Sendo da estirpe de um Reinhold Messner e companhia, seria tentador pensarmos que João Garcia nem parece português. Puro engano. Nos altos dos Himalaias, e nas outras cordilheiras todas, João foi genuinamente luso, outra das suas sortes. Poderemos mesmo arriscar dizendo que, se acaso tivesse nascido no coração da Europa, em terras de maior tradição montanhista, como uma Suíça, uma Itália ou uma França, João Garcia jamais chegaria onde chegou, àquelas alturas máximas, à "Deusa Mãe do Mundo" (Chomolungma), como lhe chamam os tibetanos, ou "Aquela Cuja Cabeça Toca o Céu" (Sagarmatha), no dizer dos nepaleses.

João José da Silva Abranches Garcia, de seu nome completo, nasceu em Lisboa, como se disse, e o seu pai era piloto da TAP, o que, até aos 19 anos, lhe garantiu viagens aéreas de graça pela Europa inteira. Depois, outra singularidade nacional, muito benfazeja: as férias intermináveis que os nossos estudantes gozavam nas décadas de 70 e 80, quando as aulas terminavam nos inícios de Junho, pelos Santos, e só recomeçavam, na melhor das hipóteses, em meados, finais de Outubro, ou até mais (há notícia de afortunados com aulas começadas em Dezembro, mas deve ser mito urbano).

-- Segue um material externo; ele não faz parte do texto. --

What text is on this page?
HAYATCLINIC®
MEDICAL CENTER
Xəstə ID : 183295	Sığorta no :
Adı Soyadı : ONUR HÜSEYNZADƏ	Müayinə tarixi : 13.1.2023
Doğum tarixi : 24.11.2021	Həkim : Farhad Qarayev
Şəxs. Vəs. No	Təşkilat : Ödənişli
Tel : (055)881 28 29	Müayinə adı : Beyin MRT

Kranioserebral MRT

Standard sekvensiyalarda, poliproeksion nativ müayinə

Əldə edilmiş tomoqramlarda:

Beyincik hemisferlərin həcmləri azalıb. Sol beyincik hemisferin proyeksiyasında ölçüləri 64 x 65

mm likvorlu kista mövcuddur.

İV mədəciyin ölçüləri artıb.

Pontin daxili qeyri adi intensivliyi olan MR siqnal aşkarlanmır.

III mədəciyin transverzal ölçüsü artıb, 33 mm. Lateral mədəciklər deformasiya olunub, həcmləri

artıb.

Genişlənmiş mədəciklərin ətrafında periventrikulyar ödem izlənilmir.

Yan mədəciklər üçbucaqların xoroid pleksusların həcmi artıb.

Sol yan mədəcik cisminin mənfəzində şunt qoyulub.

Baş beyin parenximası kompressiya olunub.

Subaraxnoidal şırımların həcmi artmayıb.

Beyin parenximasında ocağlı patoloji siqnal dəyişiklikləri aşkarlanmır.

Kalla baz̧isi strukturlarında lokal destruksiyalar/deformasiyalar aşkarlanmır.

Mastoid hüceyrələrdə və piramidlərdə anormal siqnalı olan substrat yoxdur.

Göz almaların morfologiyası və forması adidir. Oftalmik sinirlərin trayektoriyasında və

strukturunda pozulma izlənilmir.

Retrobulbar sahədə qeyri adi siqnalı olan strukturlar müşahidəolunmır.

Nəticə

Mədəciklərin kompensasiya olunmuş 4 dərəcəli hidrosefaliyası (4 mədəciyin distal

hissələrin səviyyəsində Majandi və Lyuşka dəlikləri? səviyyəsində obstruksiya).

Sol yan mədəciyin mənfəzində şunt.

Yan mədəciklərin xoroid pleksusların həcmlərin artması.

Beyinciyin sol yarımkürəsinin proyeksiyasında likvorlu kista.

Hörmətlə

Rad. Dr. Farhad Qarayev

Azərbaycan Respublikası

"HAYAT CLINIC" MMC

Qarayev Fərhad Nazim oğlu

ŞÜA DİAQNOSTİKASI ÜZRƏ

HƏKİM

DestaquedestaqueAo longo da carreira de João Garcia, reunir os fundos para as escaladas afigurou-se uma tarefa mais árdua do que conquistar montanhas. Daí a necessidade que teve de publicitar os seus feitos, de dar entrevistas e falar de si, um "mal necessário".

"Tínhamos todos um Verão bastante prolongado", recorda João, lembrando o seu grupo de juventude, meninos de Lisboa e da Linha, o Pardal, o Zé Luís, o António, o Emílio, o Gonçalo Velez (ao escalar o Annapurna, em 1991, Velez foi o primeiro português a escalar uma das 14 montanhas acima dos oito mil metros). O ócio de muitos meses permitia-lhes darem escape às suas ganas, vazarem a adrenalina, queimarem a testosterona, sonharem com mil aventuras, concretizarem algumas, como esta do montanhismo; e possibilitava, por outro lado, que muitos fossem trabalhar para fora, vindimando na Suíça a troco de bons salários, que lhes davam o dinheiro que em Portugal escasseava, e com o qual compravam tendas e equipamentos nas poucas lojas que então havia, como a Socidel e a Casa Senna, ambas na Rua Nova do Almada, à saudosa Baixa, que hoje mataram. "Eu ia ficando na Suíça até a minha mãe telefonar, de Lisboa, a dizer que as aulas tinham começado", conta João. Pudera.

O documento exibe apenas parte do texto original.